Pancreatic cysts may be treated with careful observation, draining and surgery depending on the type of cysts on the organ, according to the Mayo Clinic. Objects called benign pseudocysts and serous cystadenomas usually do not become cancerous, and these cysts can be left alone unless they cause symptoms. Any cysts smaller than 0.39 inch, or 1 centimeter, can be viewed with a CT scan after one year.

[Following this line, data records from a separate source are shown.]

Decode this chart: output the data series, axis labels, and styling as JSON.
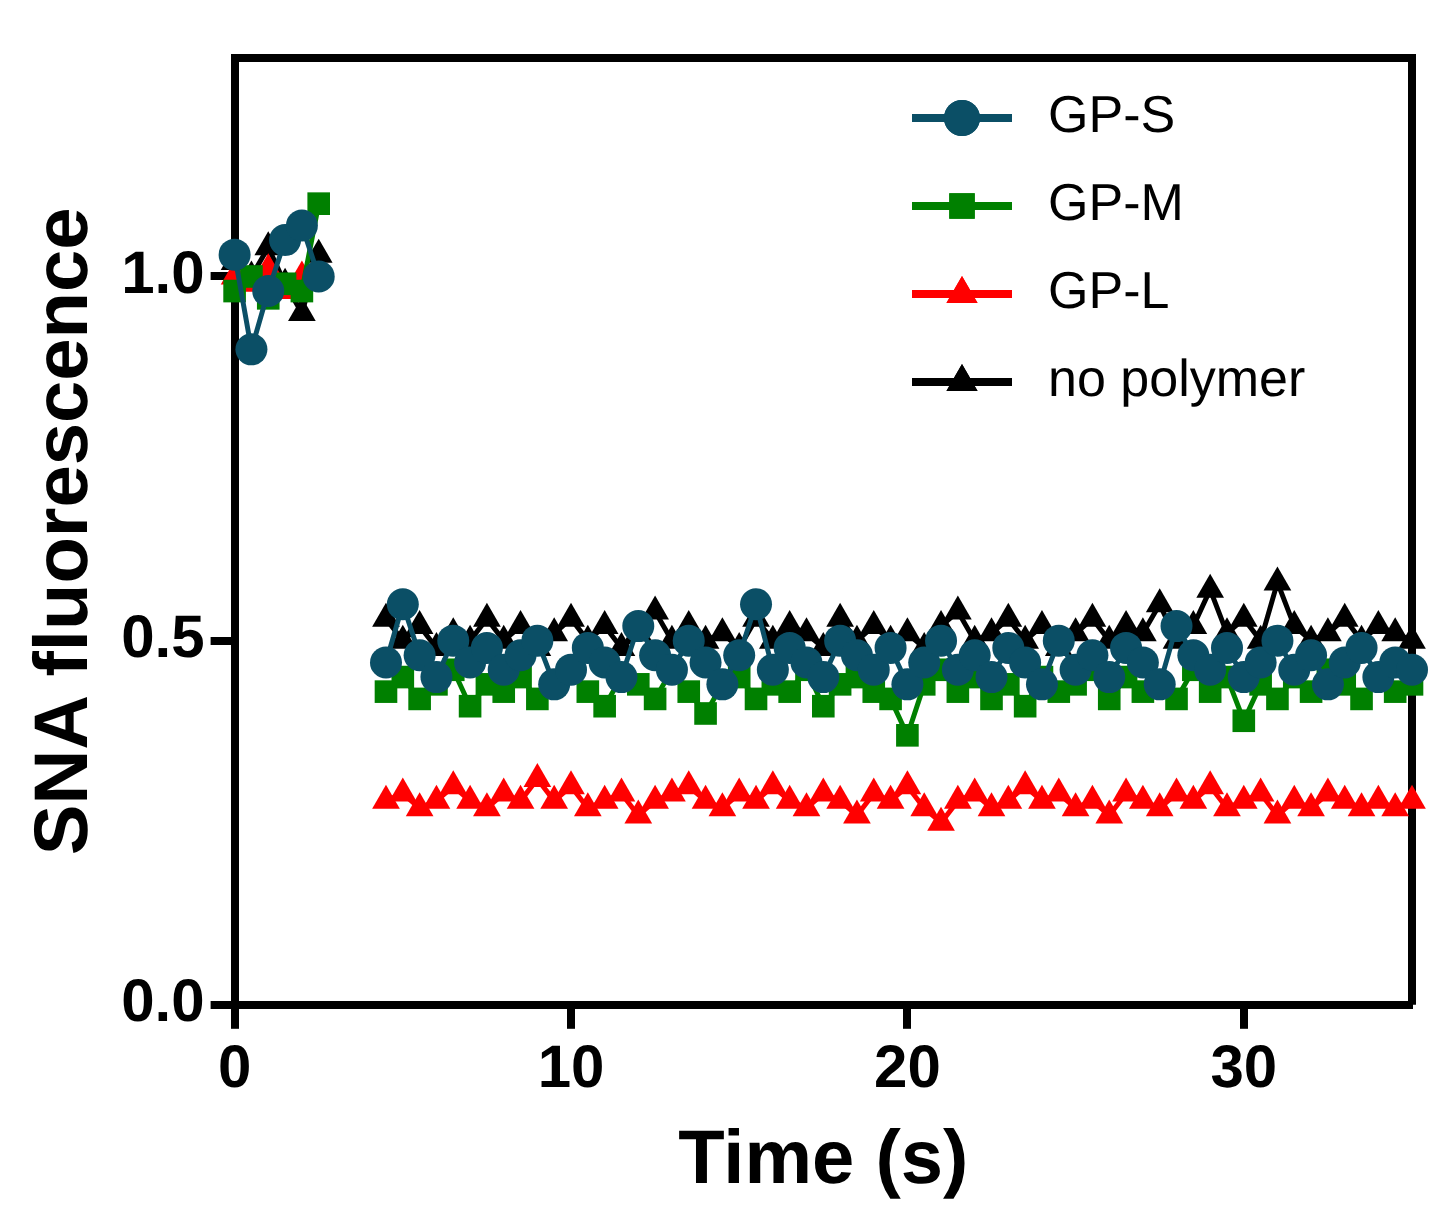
{
  "chart_data": {
    "type": "line",
    "xlabel": "Time (s)",
    "ylabel": "SNA fluorescence",
    "x": [
      0,
      0.5,
      1,
      1.5,
      2,
      2.5,
      3.5,
      4.5,
      5,
      5.5,
      6,
      6.5,
      7,
      7.5,
      8,
      8.5,
      9,
      9.5,
      10,
      10.5,
      11,
      11.5,
      12,
      12.5,
      13,
      13.5,
      14,
      14.5,
      15,
      15.5,
      16,
      16.5,
      17,
      17.5,
      18,
      18.5,
      19,
      19.5,
      20,
      20.5,
      21,
      21.5,
      22,
      22.5,
      23,
      23.5,
      24,
      24.5,
      25,
      25.5,
      26,
      26.5,
      27,
      27.5,
      28,
      28.5,
      29,
      29.5,
      30,
      30.5,
      31,
      31.5,
      32,
      32.5,
      33,
      33.5,
      34,
      34.5,
      35
    ],
    "series": [
      {
        "name": "GP-S",
        "color": "#0b4f66",
        "marker": "circle",
        "values": [
          1.03,
          0.9,
          0.98,
          1.05,
          1.07,
          1.0,
          null,
          0.47,
          0.55,
          0.48,
          0.45,
          0.5,
          0.47,
          0.49,
          0.46,
          0.48,
          0.5,
          0.44,
          0.46,
          0.49,
          0.47,
          0.45,
          0.52,
          0.48,
          0.46,
          0.5,
          0.47,
          0.44,
          0.48,
          0.55,
          0.46,
          0.49,
          0.47,
          0.45,
          0.5,
          0.48,
          0.46,
          0.49,
          0.44,
          0.47,
          0.5,
          0.46,
          0.48,
          0.45,
          0.49,
          0.47,
          0.44,
          0.5,
          0.46,
          0.48,
          0.45,
          0.49,
          0.47,
          0.44,
          0.52,
          0.48,
          0.46,
          0.49,
          0.45,
          0.47,
          0.5,
          0.46,
          0.48,
          0.44,
          0.47,
          0.49,
          0.45,
          0.47,
          0.46
        ]
      },
      {
        "name": "GP-M",
        "color": "#008000",
        "marker": "square",
        "values": [
          0.98,
          1.0,
          0.97,
          0.99,
          0.98,
          1.1,
          null,
          0.43,
          0.45,
          0.42,
          0.44,
          0.46,
          0.41,
          0.44,
          0.43,
          0.45,
          0.42,
          0.44,
          0.46,
          0.43,
          0.41,
          0.45,
          0.44,
          0.42,
          0.46,
          0.43,
          0.4,
          0.44,
          0.45,
          0.42,
          0.44,
          0.43,
          0.46,
          0.41,
          0.44,
          0.45,
          0.43,
          0.42,
          0.37,
          0.44,
          0.46,
          0.43,
          0.45,
          0.42,
          0.44,
          0.41,
          0.45,
          0.43,
          0.44,
          0.46,
          0.42,
          0.45,
          0.43,
          0.44,
          0.42,
          0.46,
          0.43,
          0.45,
          0.39,
          0.44,
          0.42,
          0.45,
          0.43,
          0.46,
          0.44,
          0.42,
          0.45,
          0.43,
          0.44
        ]
      },
      {
        "name": "GP-L",
        "color": "#ff0000",
        "marker": "triangle",
        "values": [
          1.0,
          0.99,
          1.01,
          0.98,
          1.0,
          null,
          null,
          0.28,
          0.29,
          0.27,
          0.28,
          0.3,
          0.28,
          0.27,
          0.29,
          0.28,
          0.31,
          0.28,
          0.3,
          0.27,
          0.28,
          0.29,
          0.26,
          0.28,
          0.29,
          0.3,
          0.28,
          0.27,
          0.29,
          0.28,
          0.3,
          0.28,
          0.27,
          0.29,
          0.28,
          0.26,
          0.29,
          0.28,
          0.3,
          0.27,
          0.25,
          0.28,
          0.29,
          0.27,
          0.28,
          0.3,
          0.28,
          0.29,
          0.27,
          0.28,
          0.26,
          0.29,
          0.28,
          0.27,
          0.29,
          0.28,
          0.3,
          0.27,
          0.28,
          0.29,
          0.26,
          0.28,
          0.27,
          0.29,
          0.28,
          0.27,
          0.28,
          0.27,
          0.28
        ]
      },
      {
        "name": "no polymer",
        "color": "#000000",
        "marker": "triangle",
        "values": [
          1.02,
          1.0,
          1.04,
          0.99,
          0.95,
          1.03,
          null,
          0.53,
          0.5,
          0.52,
          0.49,
          0.51,
          0.5,
          0.53,
          0.5,
          0.52,
          0.49,
          0.51,
          0.53,
          0.5,
          0.52,
          0.49,
          0.51,
          0.54,
          0.5,
          0.52,
          0.5,
          0.51,
          0.49,
          0.53,
          0.5,
          0.52,
          0.51,
          0.49,
          0.53,
          0.5,
          0.52,
          0.5,
          0.51,
          0.49,
          0.52,
          0.54,
          0.5,
          0.51,
          0.53,
          0.5,
          0.52,
          0.49,
          0.51,
          0.53,
          0.5,
          0.52,
          0.51,
          0.55,
          0.5,
          0.52,
          0.57,
          0.51,
          0.53,
          0.5,
          0.58,
          0.52,
          0.5,
          0.51,
          0.53,
          0.5,
          0.52,
          0.51,
          0.5
        ]
      }
    ],
    "xlim": [
      0,
      35
    ],
    "xticks": [
      0,
      10,
      20,
      30
    ],
    "ylim": [
      0,
      1.3
    ],
    "yticks": [
      {
        "value": 0,
        "label": "0.0"
      },
      0.5,
      {
        "value": 1,
        "label": "1.0"
      }
    ],
    "grid": false,
    "legend": "top right",
    "line_style": "solid"
  }
}
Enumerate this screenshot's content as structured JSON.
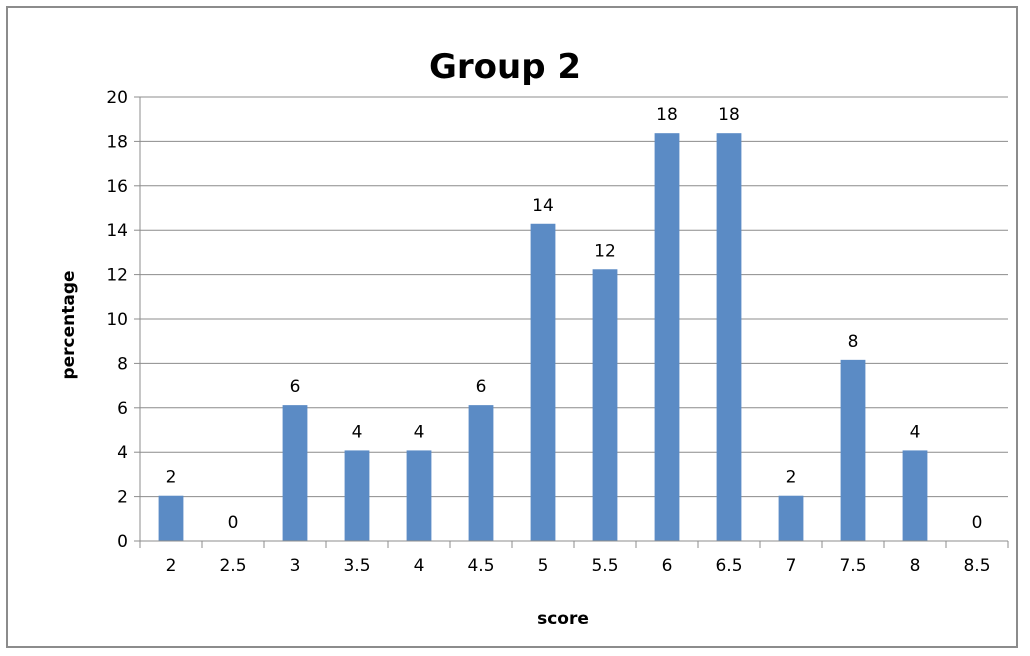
{
  "chart_data": {
    "type": "bar",
    "title": "Group 2",
    "xlabel": "score",
    "ylabel": "percentage",
    "categories": [
      "2",
      "2.5",
      "3",
      "3.5",
      "4",
      "4.5",
      "5",
      "5.5",
      "6",
      "6.5",
      "7",
      "7.5",
      "8",
      "8.5"
    ],
    "values": [
      2.04,
      0,
      6.12,
      4.08,
      4.08,
      6.12,
      14.29,
      12.24,
      18.37,
      18.37,
      2.04,
      8.16,
      4.08,
      0
    ],
    "data_labels": [
      "2",
      "0",
      "6",
      "4",
      "4",
      "6",
      "14",
      "12",
      "18",
      "18",
      "2",
      "8",
      "4",
      "0"
    ],
    "ylim": [
      0,
      20
    ],
    "yticks": [
      "0",
      "2",
      "4",
      "6",
      "8",
      "10",
      "12",
      "14",
      "16",
      "18",
      "20"
    ],
    "grid": true,
    "legend": "none",
    "bar_color": "#5B8BC5"
  }
}
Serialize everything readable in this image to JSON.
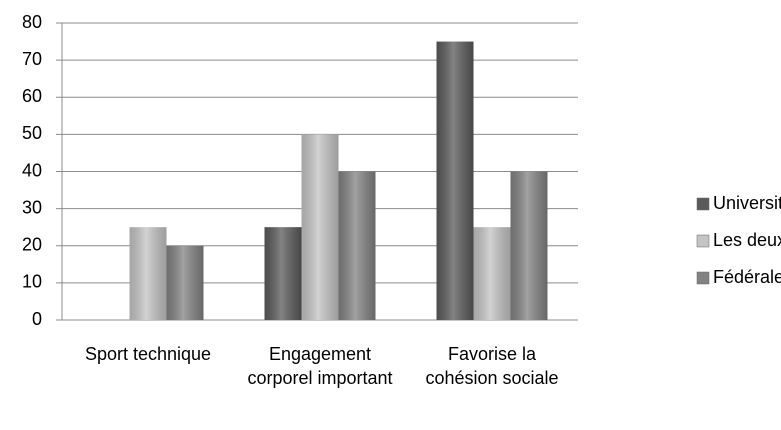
{
  "chart_data": {
    "type": "bar",
    "categories": [
      "Sport technique",
      "Engagement corporel important",
      "Favorise la cohésion sociale"
    ],
    "series": [
      {
        "name": "Universitaires",
        "color": "#5a5a5a",
        "values": [
          0,
          25,
          75
        ]
      },
      {
        "name": "Les deux",
        "color": "#c4c4c4",
        "values": [
          25,
          50,
          25
        ]
      },
      {
        "name": "Fédérales",
        "color": "#828282",
        "values": [
          20,
          40,
          40
        ]
      }
    ],
    "ylim": [
      0,
      80
    ],
    "yticks": [
      0,
      10,
      20,
      30,
      40,
      50,
      60,
      70,
      80
    ],
    "grid": true,
    "legend": "right"
  }
}
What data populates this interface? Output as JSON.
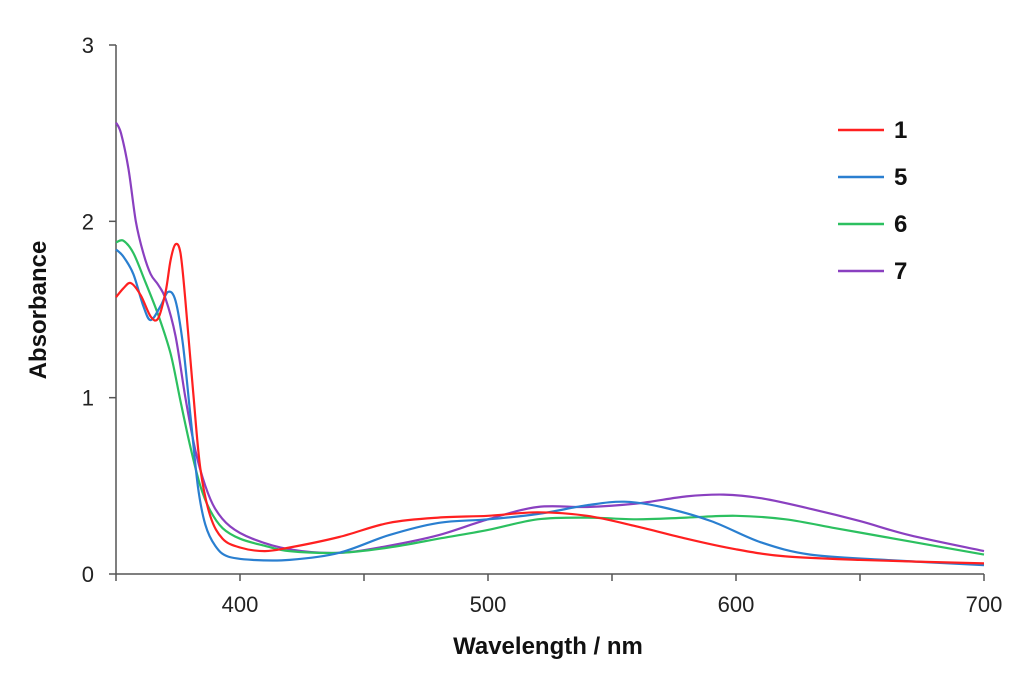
{
  "chart_data": {
    "type": "line",
    "title": "",
    "xlabel": "Wavelength / nm",
    "ylabel": "Absorbance",
    "xlim": [
      350,
      700
    ],
    "ylim": [
      0,
      3
    ],
    "grid": false,
    "legend_position": "top-right",
    "x_tick_labels": [
      "400",
      "500",
      "600",
      "700"
    ],
    "y_tick_labels": [
      "0",
      "1",
      "2",
      "3"
    ],
    "series": [
      {
        "name": "1",
        "color": "#ff2020",
        "points": [
          [
            350,
            1.57
          ],
          [
            353,
            1.62
          ],
          [
            356,
            1.65
          ],
          [
            360,
            1.58
          ],
          [
            364,
            1.46
          ],
          [
            367,
            1.45
          ],
          [
            370,
            1.6
          ],
          [
            372,
            1.78
          ],
          [
            374,
            1.87
          ],
          [
            376,
            1.82
          ],
          [
            378,
            1.55
          ],
          [
            381,
            1.05
          ],
          [
            384,
            0.6
          ],
          [
            388,
            0.33
          ],
          [
            393,
            0.2
          ],
          [
            400,
            0.15
          ],
          [
            410,
            0.13
          ],
          [
            420,
            0.15
          ],
          [
            440,
            0.21
          ],
          [
            460,
            0.29
          ],
          [
            480,
            0.32
          ],
          [
            500,
            0.33
          ],
          [
            520,
            0.35
          ],
          [
            540,
            0.33
          ],
          [
            560,
            0.27
          ],
          [
            580,
            0.2
          ],
          [
            600,
            0.14
          ],
          [
            620,
            0.1
          ],
          [
            650,
            0.08
          ],
          [
            700,
            0.06
          ]
        ]
      },
      {
        "name": "5",
        "color": "#2a7fd0",
        "points": [
          [
            350,
            1.84
          ],
          [
            353,
            1.8
          ],
          [
            357,
            1.7
          ],
          [
            361,
            1.52
          ],
          [
            364,
            1.44
          ],
          [
            368,
            1.52
          ],
          [
            371,
            1.6
          ],
          [
            374,
            1.55
          ],
          [
            377,
            1.3
          ],
          [
            380,
            0.9
          ],
          [
            383,
            0.5
          ],
          [
            386,
            0.28
          ],
          [
            390,
            0.16
          ],
          [
            395,
            0.1
          ],
          [
            405,
            0.08
          ],
          [
            420,
            0.08
          ],
          [
            440,
            0.12
          ],
          [
            460,
            0.22
          ],
          [
            480,
            0.29
          ],
          [
            500,
            0.31
          ],
          [
            520,
            0.34
          ],
          [
            540,
            0.39
          ],
          [
            555,
            0.41
          ],
          [
            570,
            0.38
          ],
          [
            590,
            0.3
          ],
          [
            610,
            0.18
          ],
          [
            630,
            0.11
          ],
          [
            660,
            0.08
          ],
          [
            700,
            0.05
          ]
        ]
      },
      {
        "name": "6",
        "color": "#2cc060",
        "points": [
          [
            350,
            1.88
          ],
          [
            353,
            1.89
          ],
          [
            357,
            1.82
          ],
          [
            362,
            1.65
          ],
          [
            367,
            1.47
          ],
          [
            372,
            1.25
          ],
          [
            376,
            0.98
          ],
          [
            380,
            0.72
          ],
          [
            384,
            0.5
          ],
          [
            388,
            0.36
          ],
          [
            393,
            0.26
          ],
          [
            400,
            0.2
          ],
          [
            410,
            0.16
          ],
          [
            420,
            0.13
          ],
          [
            440,
            0.12
          ],
          [
            460,
            0.15
          ],
          [
            480,
            0.2
          ],
          [
            500,
            0.25
          ],
          [
            520,
            0.31
          ],
          [
            540,
            0.32
          ],
          [
            560,
            0.31
          ],
          [
            580,
            0.32
          ],
          [
            600,
            0.33
          ],
          [
            620,
            0.31
          ],
          [
            640,
            0.26
          ],
          [
            660,
            0.21
          ],
          [
            680,
            0.16
          ],
          [
            700,
            0.11
          ]
        ]
      },
      {
        "name": "7",
        "color": "#8a40c0",
        "points": [
          [
            350,
            2.56
          ],
          [
            352,
            2.5
          ],
          [
            355,
            2.3
          ],
          [
            358,
            2.0
          ],
          [
            361,
            1.82
          ],
          [
            364,
            1.7
          ],
          [
            367,
            1.64
          ],
          [
            370,
            1.56
          ],
          [
            374,
            1.35
          ],
          [
            378,
            1.0
          ],
          [
            382,
            0.7
          ],
          [
            386,
            0.5
          ],
          [
            390,
            0.37
          ],
          [
            396,
            0.27
          ],
          [
            405,
            0.2
          ],
          [
            420,
            0.14
          ],
          [
            440,
            0.12
          ],
          [
            460,
            0.16
          ],
          [
            480,
            0.22
          ],
          [
            500,
            0.31
          ],
          [
            520,
            0.38
          ],
          [
            540,
            0.38
          ],
          [
            560,
            0.4
          ],
          [
            580,
            0.44
          ],
          [
            595,
            0.45
          ],
          [
            610,
            0.43
          ],
          [
            630,
            0.37
          ],
          [
            650,
            0.3
          ],
          [
            670,
            0.22
          ],
          [
            700,
            0.13
          ]
        ]
      }
    ]
  }
}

MedicineNet.com reveals that treatment options vary based on circumstances regarding pancreatic cysts. A doctor may closely monitor a cyst that remains on the organ six weeks after acute pancreatitis to see if the cyst grows. Large cysts following pancreatitis may obstruct the stomach, cause abdominal pain or become infected. Larger cysts, usually more than 1 centimeter in diameter, may be drained using a small needle or examined with an endoscopic ultrasound. Cysts more than 0.78 inch, or 2 centimeters, in younger patients with no other health problems may be surgically removed. Older patients with cysts more than 2 centimeters may have the object drained.
Upon draining a cyst, doctors study the DNA and fluid cytology of the cyst to determine if the cyst is precancerous, cancerous or benign. MedicineNet.com explains that the results of these tests may determine whether or not surgery is required.
The National Pancreas Foundation indicates two main types of cysts form on the pancreas. Serous cysts contain thin fluid, whereas mucinous cysts contain thicker, more viscous liquid. Most serous cysts are benign and certain mucinous cysts may become cancerous.